Saturday, September 24, 2011

24 hours, 1440 minutes, 86400 seconds


Never put off till tomorrow what you can do today.” - Thomas Jefferson

Correct, of course. If you do it today you will have your tomorrow free-to do (or not to) whatever it pleases you.

It reminds me of the way “Travels with my aunt” ends. Henry is a recently retired bank manager in his 60s. At his mother’s funeral he meets his aunt Augusta whom he hasn’t seen since he’s been just a little boy. It doesn’t take long until he’s completely devoured by his aunt’s world of adventures, shady affairs and dubious characters. To cut the long (and enchanting and very funny) story short Henry and aunt Augusta end up in Paraguay and he’s facing the choice to either return to his neat Southwood house and his dahlia garden where, as Augusta puts it “you will think how every day you are getting a little closer to death. It will stand there as close as the bedroom wall. And you’ll become more and more afraid of the wall because nothing can prevent you coming nearer and nearer to it”, or stay with her in Paraguay where “tomorrow you may be shot in the street by a policeman because you haven’t understood his words or a man may knife you because he thinks you’re acting in a superior way.
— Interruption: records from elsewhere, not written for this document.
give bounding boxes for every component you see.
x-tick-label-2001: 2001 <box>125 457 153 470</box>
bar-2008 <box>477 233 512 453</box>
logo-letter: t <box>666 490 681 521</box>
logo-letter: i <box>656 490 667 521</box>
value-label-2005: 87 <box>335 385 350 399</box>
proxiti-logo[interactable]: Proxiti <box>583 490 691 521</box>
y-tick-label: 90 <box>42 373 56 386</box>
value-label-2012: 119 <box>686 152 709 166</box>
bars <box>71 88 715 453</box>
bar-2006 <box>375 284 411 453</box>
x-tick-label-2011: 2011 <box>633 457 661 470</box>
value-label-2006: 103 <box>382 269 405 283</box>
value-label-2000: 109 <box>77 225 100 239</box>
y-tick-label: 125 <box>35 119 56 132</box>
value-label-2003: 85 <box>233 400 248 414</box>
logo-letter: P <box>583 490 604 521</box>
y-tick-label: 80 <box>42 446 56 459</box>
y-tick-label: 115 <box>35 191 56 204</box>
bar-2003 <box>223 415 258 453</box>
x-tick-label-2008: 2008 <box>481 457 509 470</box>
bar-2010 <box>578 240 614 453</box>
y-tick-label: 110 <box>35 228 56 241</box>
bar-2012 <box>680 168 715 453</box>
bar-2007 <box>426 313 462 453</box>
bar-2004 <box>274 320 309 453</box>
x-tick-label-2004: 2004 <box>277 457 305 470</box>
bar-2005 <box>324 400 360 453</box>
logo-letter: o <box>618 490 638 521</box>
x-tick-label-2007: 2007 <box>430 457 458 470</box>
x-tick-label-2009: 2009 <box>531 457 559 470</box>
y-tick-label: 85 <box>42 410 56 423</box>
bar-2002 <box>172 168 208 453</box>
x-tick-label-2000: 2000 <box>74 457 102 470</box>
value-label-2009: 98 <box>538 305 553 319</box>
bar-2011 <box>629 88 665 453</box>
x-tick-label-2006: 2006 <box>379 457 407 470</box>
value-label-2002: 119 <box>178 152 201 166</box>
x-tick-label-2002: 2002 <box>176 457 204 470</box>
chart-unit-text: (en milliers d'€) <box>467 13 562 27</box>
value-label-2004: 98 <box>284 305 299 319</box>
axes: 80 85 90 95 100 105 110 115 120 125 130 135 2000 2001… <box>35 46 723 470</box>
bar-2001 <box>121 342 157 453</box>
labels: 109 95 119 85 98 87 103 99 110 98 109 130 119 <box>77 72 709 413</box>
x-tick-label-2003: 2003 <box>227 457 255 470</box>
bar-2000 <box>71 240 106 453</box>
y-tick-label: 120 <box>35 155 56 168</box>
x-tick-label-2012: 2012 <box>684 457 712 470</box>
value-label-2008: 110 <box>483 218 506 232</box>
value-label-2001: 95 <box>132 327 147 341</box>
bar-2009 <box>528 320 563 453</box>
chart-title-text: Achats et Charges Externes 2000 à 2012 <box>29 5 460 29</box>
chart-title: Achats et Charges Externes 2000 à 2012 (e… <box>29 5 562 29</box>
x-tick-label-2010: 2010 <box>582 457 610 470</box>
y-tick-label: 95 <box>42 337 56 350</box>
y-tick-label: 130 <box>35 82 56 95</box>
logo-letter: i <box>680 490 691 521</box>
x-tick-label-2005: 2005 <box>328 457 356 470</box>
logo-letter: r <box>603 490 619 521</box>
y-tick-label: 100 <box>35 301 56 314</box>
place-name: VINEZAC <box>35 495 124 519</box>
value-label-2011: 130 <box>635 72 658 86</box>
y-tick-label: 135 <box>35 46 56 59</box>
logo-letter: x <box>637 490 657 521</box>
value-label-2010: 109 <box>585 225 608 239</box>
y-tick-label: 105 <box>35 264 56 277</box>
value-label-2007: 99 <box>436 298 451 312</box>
But you won’t be edging day by day across to any last wall. The wall will find you of its own accord without your help, and every day you live will seem to you a kind of victory.” Henry makes up his mind: “I have been happy but I have been so bored for so long.

Some consideration of the consequences before acting is by all means healthy; to think first “What’s the worst that can happen?” instead of jumping in blindfolded. 
Well, sometimes the worst is nothing to happen at all.